GQ Italia, n. 143, Agosto 2011
Io non ho l’occhio fino, e nemmeno la lingua (ve ne sarete ampiamente accorti).
Oltre ad essere sbadata, grezza e goffa, spesso non presto attenzione a ciò che dovrei.
Mi capita spesso di usare gli stereotipi come base narrativa, sguazzo nelle categorie come il pretesto semplificatore migliore dal quale partire per raccontare ciò che devo.
Tutto ciò premesso, capirete che se una discriminazione bella e buona salta ai miei occhi in un lampo, significa che è proprio palese e di cattivo gusto.
Ormai – ed è brutto da dire – sono piuttosto assuefatta dall’uso della nudità della donna nei media (e non solo). Ma c’è una cosa che riesce ancora a starmi sulle palle: lo stereotipo di genere.
Stamattina sono andata in edicola a prendere Vanity Fair, e mi sono trovata allegata una copia di GQ. Sfoglio sbadatamente, e le palle (questo sì che è fuori stereotipo) iniziano a rotearmi vorticosamente quando mi trovo a pagina 96, sotto il cappello “Donne per cui vorremmo morire”:
GQ Italia, n. 143, Agosto 2011
Didascalia della foto: Eterna giovinezza, Mary-Louise Parker, 47 anni (…)
A parte il potere distruttivo di questa eterna giovinezza rincorsa, cercata, ambita come un valore.

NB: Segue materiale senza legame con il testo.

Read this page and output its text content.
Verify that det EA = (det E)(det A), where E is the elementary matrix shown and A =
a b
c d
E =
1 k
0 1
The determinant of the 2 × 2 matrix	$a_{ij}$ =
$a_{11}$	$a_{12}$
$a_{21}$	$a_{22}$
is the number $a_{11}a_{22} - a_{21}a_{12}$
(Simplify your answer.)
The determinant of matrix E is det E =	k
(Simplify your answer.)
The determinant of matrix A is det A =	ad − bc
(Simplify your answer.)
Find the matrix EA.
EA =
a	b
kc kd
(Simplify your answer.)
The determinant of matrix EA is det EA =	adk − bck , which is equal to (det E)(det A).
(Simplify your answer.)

A parte.
Ma io dico: quella torta c’è da tirargliela in testa, agli ideatori della foto.
In alcuni paesi, questo stereotipo di genere usato sui media (la donna servizievole, pronta a riempirvi la pancia e a svuotarvi i testicoli, santa in cucina e puttana a letto, che nella vita non ha niente di meglio da fare che sedurre il suo uomo ogni santissimo giorno cucinando nuda) è proibito dalla legge.
In Spagna, ad esempio, il re Juan Carlos nel 2004 ha firmato una legge contro questo tipo di immagini: “la pubblicità che utilizza l’immagine della donna in modo vessatorio e discriminatorio” diventa illegale e “dovrà rispettare la dignità delle donne e il loro diritto a un’immagine non stereotipata, né discriminatoria, sia che la donna intervenga nei mezzi di comunicazione pubblici che in quelli privati”.
Certo, noi ci troviamo in uno dei paesi più sessisti del mondo, ma per quanto tempo ancora dovremo sopportare tutto questo?
La cosa peggiore è che il buon senso (o il buon gusto), quando non è imposto per legge, in pochi sanno dove stia di casa. Ma la posta in gioco, in Italia, è ormai ad un livello talmente alto che dovrebbe farci suonare a tutti la campanella che urla “ENOUGH”.